AUS DEM UNTERGANG ZUR AUFERSTEHUNG – ODER: WIE CHRISTIAN CONSTANTIN DEN FC SION UND DEN KANTON WALLIS VEREINNAHMT

15 000 Personen werden am Samstagabend zugegen sein und mit dem aufgeputschten FC Sion im Cup-Halbfinal gegen den FC Lugano ein Stück vereintes Wallis zelebrieren. Ausverkauft. Das war das Tourbillon-Stadion letztmals, als sich 2015 in der Europa League der Liverpool FC zeigte. Rund um das Stadion wird eine Mini-Fanzone eingerichtet, werden Bildschirme installiert für jene, die draussen bleiben müssen.
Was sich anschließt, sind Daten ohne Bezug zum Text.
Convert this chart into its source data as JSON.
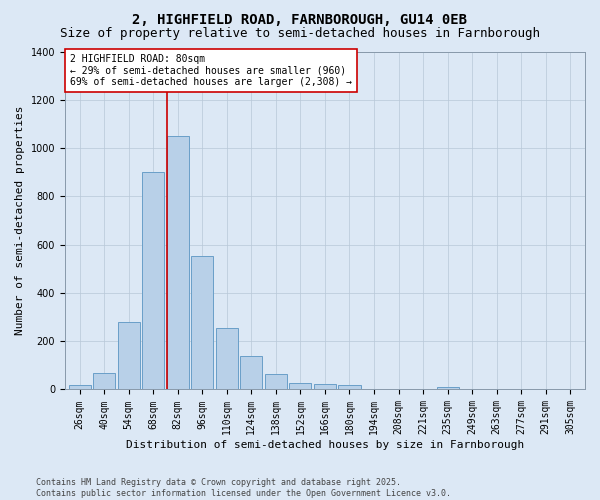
{
  "title": "2, HIGHFIELD ROAD, FARNBOROUGH, GU14 0EB",
  "subtitle": "Size of property relative to semi-detached houses in Farnborough",
  "xlabel": "Distribution of semi-detached houses by size in Farnborough",
  "ylabel": "Number of semi-detached properties",
  "categories": [
    "26sqm",
    "40sqm",
    "54sqm",
    "68sqm",
    "82sqm",
    "96sqm",
    "110sqm",
    "124sqm",
    "138sqm",
    "152sqm",
    "166sqm",
    "180sqm",
    "194sqm",
    "208sqm",
    "221sqm",
    "235sqm",
    "249sqm",
    "263sqm",
    "277sqm",
    "291sqm",
    "305sqm"
  ],
  "values": [
    18,
    68,
    278,
    900,
    1048,
    553,
    253,
    140,
    65,
    28,
    22,
    18,
    0,
    0,
    0,
    12,
    0,
    0,
    0,
    0,
    0
  ],
  "bar_color": "#b8d0e8",
  "bar_edge_color": "#6a9fc8",
  "vline_x_index": 4,
  "vline_color": "#cc0000",
  "annotation_text": "2 HIGHFIELD ROAD: 80sqm\n← 29% of semi-detached houses are smaller (960)\n69% of semi-detached houses are larger (2,308) →",
  "annotation_box_color": "#ffffff",
  "annotation_box_edge": "#cc0000",
  "bg_color": "#dce8f5",
  "ylim": [
    0,
    1400
  ],
  "yticks": [
    0,
    200,
    400,
    600,
    800,
    1000,
    1200,
    1400
  ],
  "footnote": "Contains HM Land Registry data © Crown copyright and database right 2025.\nContains public sector information licensed under the Open Government Licence v3.0.",
  "title_fontsize": 10,
  "subtitle_fontsize": 9,
  "xlabel_fontsize": 8,
  "ylabel_fontsize": 8,
  "tick_fontsize": 7,
  "footnote_fontsize": 6
}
Der FC Sion suhlt sich in der Cup-Magie, in der Überhöhung eines Wettbewerbs, an dem er sich aufrichtet. Daran ändert auch der verlorene Cup-Final 2017 gegen den FC Basel nichts, der im 14. Anlauf den Mythos zerstörte, dass das Wallis jeden Cup-Final gewinne. Am wiedererwachten Zauber ändert auch die letzte Saison des sportlichen Grauens nichts, die Auflösungserscheinungen zeitigte, im krachenden Abstieg aus der Super League und in einer Art Konkurs des Systems von Christian Constantin gipfelte.

Nun, ein paar Monate später, ist vieles anders. Der Klub führt seit geraumer Zeit die Challenge League an und peilt den sofortigen Wiederaufstieg an. Die dunklen Wolken sind wie weggeblasen, die in der letzten Spielzeit bemühte Endzeit ist einem rosafarbenen Horizont gewichen. Vor einem Jahr alles schlecht – und jetzt fast alles gut? So einfach ist die erstaunliche Geschichte nicht.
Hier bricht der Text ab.